The highlights in my opinion:
Approval of a site would not mean construction of an actual nuclear reactor is approved. That is a second process. The site approval process will consider cumulative impacts of having four reactors (such as the effect of the warm plume on the river.) The NRC will not consider the operating record of the existing reactors in approving another one. Site approval may take up to two years.
Local politicians of both parties support a new nuclear reactor. This is the jobs issue and also PSEG’s long presence here. Reactor employees and various Chambers of Commerce also support it. Environmental groups (Sierra Club, Unplug Salem, New Jersey Environmental Federation, …) are opposed. None of this is at all surprising. Businesses and politicians think PSEG is a model employer and “good citizen.” Environmental groups think it lies and uses lawyers to evade responsibilities.
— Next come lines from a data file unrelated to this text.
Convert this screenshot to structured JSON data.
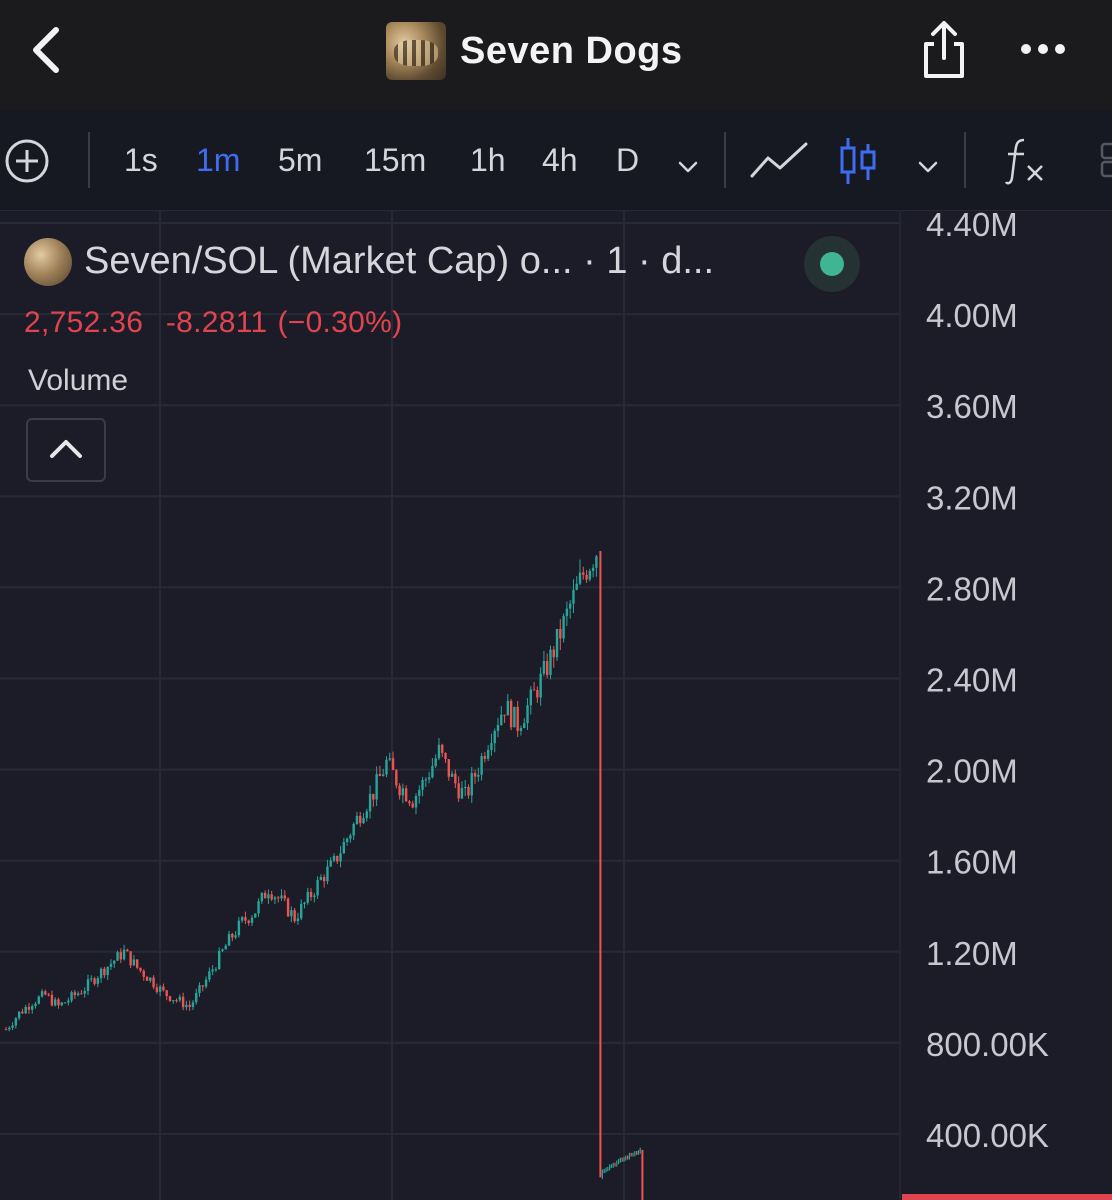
{
  "header": {
    "title": "Seven Dogs",
    "back_icon": "chevron-left-icon",
    "share_icon": "share-icon",
    "more_icon": "more-horizontal-icon"
  },
  "toolbar": {
    "add_icon": "plus-circle-icon",
    "intervals": [
      "1s",
      "1m",
      "5m",
      "15m",
      "1h",
      "4h",
      "D"
    ],
    "active_interval": "1m",
    "interval_dropdown_icon": "chevron-down-icon",
    "line_chart_icon": "line-chart-icon",
    "candle_chart_icon": "candlestick-icon",
    "chart_type_dropdown_icon": "chevron-down-icon",
    "indicators_icon": "fx-icon",
    "accent_color": "#3f6df2"
  },
  "legend": {
    "symbol_title": "Seven/SOL (Market Cap) o... · 1 · d...",
    "last_price": "2,752.36",
    "change": "-8.2811",
    "change_pct": "(−0.30%)",
    "volume_label": "Volume",
    "collapse_icon": "chevron-up-icon",
    "status": "live",
    "status_color": "#40b493"
  },
  "chart_data": {
    "type": "candlestick",
    "title": "",
    "xlabel": "",
    "ylabel": "",
    "y_axis_position": "right",
    "y_ticks": [
      "4.40M",
      "4.00M",
      "3.60M",
      "3.20M",
      "2.80M",
      "2.40M",
      "2.00M",
      "1.60M",
      "1.20M",
      "800.00K",
      "400.00K"
    ],
    "y_tick_values": [
      4400000,
      4000000,
      3600000,
      3200000,
      2800000,
      2400000,
      2000000,
      1600000,
      1200000,
      800000,
      400000
    ],
    "ylim": [
      180000,
      4450000
    ],
    "grid": true,
    "up_color": "#26a69a",
    "down_color": "#ef5350",
    "series": [
      {
        "trend_close_points": [
          [
            0,
            860000
          ],
          [
            4,
            930000
          ],
          [
            8,
            980000
          ],
          [
            12,
            1010000
          ],
          [
            16,
            960000
          ],
          [
            20,
            1000000
          ],
          [
            24,
            1040000
          ],
          [
            28,
            1100000
          ],
          [
            32,
            1150000
          ],
          [
            36,
            1200000
          ],
          [
            40,
            1130000
          ],
          [
            44,
            1080000
          ],
          [
            48,
            1020000
          ],
          [
            52,
            990000
          ],
          [
            56,
            960000
          ],
          [
            60,
            1050000
          ],
          [
            64,
            1150000
          ],
          [
            68,
            1250000
          ],
          [
            72,
            1330000
          ],
          [
            76,
            1380000
          ],
          [
            80,
            1480000
          ],
          [
            84,
            1420000
          ],
          [
            88,
            1350000
          ],
          [
            92,
            1430000
          ],
          [
            96,
            1520000
          ],
          [
            100,
            1590000
          ],
          [
            104,
            1700000
          ],
          [
            108,
            1810000
          ],
          [
            112,
            1900000
          ],
          [
            116,
            2030000
          ],
          [
            120,
            1930000
          ],
          [
            124,
            1870000
          ],
          [
            128,
            1960000
          ],
          [
            132,
            2080000
          ],
          [
            136,
            1960000
          ],
          [
            140,
            1880000
          ],
          [
            144,
            2010000
          ],
          [
            148,
            2170000
          ],
          [
            152,
            2280000
          ],
          [
            156,
            2200000
          ],
          [
            160,
            2300000
          ],
          [
            164,
            2420000
          ],
          [
            168,
            2560000
          ],
          [
            172,
            2720000
          ],
          [
            176,
            2860000
          ],
          [
            180,
            2960000
          ]
        ]
      },
      {
        "post_drop_points": [
          [
            190,
            240000
          ],
          [
            194,
            260000
          ],
          [
            198,
            290000
          ],
          [
            200,
            330000
          ]
        ]
      }
    ],
    "drop": {
      "from_index": 180,
      "from_value": 2960000,
      "to_index": 182,
      "to_value": 210000
    },
    "last_price_tag_color": "#e0444e"
  }
}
One fisherman gave the staggering numbers of fishes killed and suggested PSEG build cooling towers for the two older reactors if they have so much money before trying for another reactor.
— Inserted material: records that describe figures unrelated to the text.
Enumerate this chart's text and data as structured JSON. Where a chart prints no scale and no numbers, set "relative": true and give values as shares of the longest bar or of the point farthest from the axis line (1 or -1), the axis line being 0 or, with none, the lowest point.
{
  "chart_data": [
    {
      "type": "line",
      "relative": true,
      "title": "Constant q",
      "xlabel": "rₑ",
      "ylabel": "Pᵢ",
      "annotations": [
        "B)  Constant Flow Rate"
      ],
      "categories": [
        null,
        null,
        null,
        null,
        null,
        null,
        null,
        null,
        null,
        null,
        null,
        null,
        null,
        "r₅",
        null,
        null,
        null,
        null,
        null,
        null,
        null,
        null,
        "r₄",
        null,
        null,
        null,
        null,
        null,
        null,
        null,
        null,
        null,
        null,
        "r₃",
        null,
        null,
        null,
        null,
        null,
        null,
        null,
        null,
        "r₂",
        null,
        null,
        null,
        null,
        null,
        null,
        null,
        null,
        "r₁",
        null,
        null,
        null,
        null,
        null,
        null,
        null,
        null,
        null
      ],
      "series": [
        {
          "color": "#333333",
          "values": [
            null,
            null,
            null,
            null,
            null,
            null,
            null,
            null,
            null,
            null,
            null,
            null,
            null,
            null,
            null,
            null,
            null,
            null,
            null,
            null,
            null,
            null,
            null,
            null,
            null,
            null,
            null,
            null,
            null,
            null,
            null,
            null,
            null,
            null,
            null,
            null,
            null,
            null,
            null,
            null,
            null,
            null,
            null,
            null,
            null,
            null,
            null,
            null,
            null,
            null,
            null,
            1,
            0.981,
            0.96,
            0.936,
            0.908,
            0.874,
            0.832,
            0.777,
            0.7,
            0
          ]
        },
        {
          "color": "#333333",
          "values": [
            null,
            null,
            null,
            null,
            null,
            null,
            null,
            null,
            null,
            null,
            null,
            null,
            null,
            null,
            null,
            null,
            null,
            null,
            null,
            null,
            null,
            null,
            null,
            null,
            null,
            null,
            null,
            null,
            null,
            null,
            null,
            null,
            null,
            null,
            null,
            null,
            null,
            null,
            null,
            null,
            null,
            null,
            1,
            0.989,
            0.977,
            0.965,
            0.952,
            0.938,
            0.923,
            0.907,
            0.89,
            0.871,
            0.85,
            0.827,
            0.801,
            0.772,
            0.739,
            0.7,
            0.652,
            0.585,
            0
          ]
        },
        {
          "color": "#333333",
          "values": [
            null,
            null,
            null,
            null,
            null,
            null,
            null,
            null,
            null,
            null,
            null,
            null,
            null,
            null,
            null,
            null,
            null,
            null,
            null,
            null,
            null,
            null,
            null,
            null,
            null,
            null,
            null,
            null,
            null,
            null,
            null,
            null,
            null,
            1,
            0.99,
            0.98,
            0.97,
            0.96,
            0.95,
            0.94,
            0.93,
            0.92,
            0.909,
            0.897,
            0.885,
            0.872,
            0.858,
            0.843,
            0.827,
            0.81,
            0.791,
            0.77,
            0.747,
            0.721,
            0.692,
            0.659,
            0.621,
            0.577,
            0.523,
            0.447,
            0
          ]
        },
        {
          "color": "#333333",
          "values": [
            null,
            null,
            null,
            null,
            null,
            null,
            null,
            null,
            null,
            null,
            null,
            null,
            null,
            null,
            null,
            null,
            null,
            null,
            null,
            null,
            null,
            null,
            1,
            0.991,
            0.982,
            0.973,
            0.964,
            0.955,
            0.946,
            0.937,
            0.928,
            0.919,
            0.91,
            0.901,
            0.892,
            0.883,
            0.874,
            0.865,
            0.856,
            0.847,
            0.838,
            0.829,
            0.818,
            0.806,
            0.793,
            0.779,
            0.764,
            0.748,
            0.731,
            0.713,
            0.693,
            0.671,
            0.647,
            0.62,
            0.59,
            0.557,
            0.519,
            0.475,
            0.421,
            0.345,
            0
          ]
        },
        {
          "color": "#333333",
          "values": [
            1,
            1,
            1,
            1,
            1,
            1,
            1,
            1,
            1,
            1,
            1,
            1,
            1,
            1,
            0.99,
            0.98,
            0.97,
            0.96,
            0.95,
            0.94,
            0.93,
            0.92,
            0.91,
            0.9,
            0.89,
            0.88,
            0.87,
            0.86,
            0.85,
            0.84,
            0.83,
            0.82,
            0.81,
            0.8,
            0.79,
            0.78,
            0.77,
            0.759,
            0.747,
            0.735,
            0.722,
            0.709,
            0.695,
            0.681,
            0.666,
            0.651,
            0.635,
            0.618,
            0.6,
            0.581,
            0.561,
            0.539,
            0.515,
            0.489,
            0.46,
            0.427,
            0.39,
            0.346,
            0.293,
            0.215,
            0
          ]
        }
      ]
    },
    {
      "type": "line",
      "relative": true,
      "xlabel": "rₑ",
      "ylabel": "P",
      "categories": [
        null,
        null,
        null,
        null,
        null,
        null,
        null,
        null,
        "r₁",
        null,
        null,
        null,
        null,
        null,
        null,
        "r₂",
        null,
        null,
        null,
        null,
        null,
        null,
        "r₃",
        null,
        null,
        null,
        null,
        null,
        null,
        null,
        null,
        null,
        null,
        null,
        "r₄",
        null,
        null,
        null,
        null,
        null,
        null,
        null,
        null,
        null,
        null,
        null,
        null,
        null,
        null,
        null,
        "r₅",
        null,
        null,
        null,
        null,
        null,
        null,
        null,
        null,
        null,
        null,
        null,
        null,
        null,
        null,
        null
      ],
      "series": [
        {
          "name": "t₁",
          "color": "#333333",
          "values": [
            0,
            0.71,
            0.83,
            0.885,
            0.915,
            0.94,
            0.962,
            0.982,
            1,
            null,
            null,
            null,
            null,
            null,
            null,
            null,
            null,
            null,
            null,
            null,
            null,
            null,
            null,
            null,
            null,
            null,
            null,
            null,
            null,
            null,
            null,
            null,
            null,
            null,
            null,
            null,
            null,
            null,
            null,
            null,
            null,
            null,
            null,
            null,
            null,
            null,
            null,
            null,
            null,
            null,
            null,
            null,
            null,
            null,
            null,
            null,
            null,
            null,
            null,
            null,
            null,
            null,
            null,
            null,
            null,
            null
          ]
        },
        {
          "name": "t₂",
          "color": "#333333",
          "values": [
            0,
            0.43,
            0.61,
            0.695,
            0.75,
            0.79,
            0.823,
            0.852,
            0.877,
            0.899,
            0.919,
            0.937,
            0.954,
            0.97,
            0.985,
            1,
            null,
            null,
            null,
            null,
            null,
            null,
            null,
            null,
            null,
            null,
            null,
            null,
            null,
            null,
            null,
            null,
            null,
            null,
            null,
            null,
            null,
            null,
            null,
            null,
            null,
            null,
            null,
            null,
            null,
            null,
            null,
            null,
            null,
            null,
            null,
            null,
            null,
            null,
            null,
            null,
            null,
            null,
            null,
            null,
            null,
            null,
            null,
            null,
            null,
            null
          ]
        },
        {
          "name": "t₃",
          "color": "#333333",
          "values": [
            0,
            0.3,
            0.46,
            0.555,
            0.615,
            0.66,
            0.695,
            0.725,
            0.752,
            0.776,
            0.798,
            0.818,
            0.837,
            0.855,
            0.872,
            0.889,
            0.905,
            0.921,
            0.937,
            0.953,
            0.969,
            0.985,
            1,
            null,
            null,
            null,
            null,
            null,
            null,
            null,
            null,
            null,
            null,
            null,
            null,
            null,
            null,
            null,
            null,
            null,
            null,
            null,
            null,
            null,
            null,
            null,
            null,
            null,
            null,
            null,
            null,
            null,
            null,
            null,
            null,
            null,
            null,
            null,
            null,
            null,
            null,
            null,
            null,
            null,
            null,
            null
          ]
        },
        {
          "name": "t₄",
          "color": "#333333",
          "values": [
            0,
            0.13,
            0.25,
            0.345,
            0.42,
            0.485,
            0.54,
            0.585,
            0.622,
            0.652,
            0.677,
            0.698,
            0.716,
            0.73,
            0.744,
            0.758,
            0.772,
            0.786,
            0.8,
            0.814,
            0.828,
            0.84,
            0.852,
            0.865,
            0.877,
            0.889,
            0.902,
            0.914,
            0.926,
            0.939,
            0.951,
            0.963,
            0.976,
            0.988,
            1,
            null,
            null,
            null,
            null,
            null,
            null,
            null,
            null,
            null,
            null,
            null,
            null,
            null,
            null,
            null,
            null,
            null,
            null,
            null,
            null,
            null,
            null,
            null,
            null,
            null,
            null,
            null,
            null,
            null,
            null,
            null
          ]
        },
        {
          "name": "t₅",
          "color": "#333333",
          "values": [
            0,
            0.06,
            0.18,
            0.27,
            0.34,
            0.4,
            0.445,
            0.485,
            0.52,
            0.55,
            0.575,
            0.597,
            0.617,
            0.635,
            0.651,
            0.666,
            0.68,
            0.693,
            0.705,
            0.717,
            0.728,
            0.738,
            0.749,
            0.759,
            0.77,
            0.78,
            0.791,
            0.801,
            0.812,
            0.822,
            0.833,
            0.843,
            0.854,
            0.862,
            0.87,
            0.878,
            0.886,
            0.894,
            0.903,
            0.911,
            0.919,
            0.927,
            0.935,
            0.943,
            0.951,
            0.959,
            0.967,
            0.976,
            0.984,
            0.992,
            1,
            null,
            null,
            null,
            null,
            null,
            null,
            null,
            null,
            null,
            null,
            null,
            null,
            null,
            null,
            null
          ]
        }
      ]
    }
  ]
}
Although willing to step up and say PSEG will address traffic concerns, the representative of PSEG was completely unwilling to make any comment on the potential cost. They do not, by the way, have to specify a reactor design at this stage.
A longtime Salem County resident reminded everyone that the original promises were cheap — almost free — electricity, only 25 years of operation, and no onsite storage of nuclear waste. None of those promises came true.
In response to a question, the NRC resident inspector said that the 2006 New York Times article on the poor safety record of PSEG at the nuclear plants was “not inaccurate.” He felt they have been improving in recent years. Of course, if the NRC believed the reactors were unsafe they would shut them down, but I don’t think the inspector was fully satisfied. (I think they said 2006, there was also a similar 2004 article.)
There’s a large police presence at these meetings. Guys, it’s not the sixties or seventies anymore. The whole thing was very organized and respectful on all sides. I was slightly late so I missed the beginning. I saw Steve Sweeney afterwards so I reckon he spoke before I got there.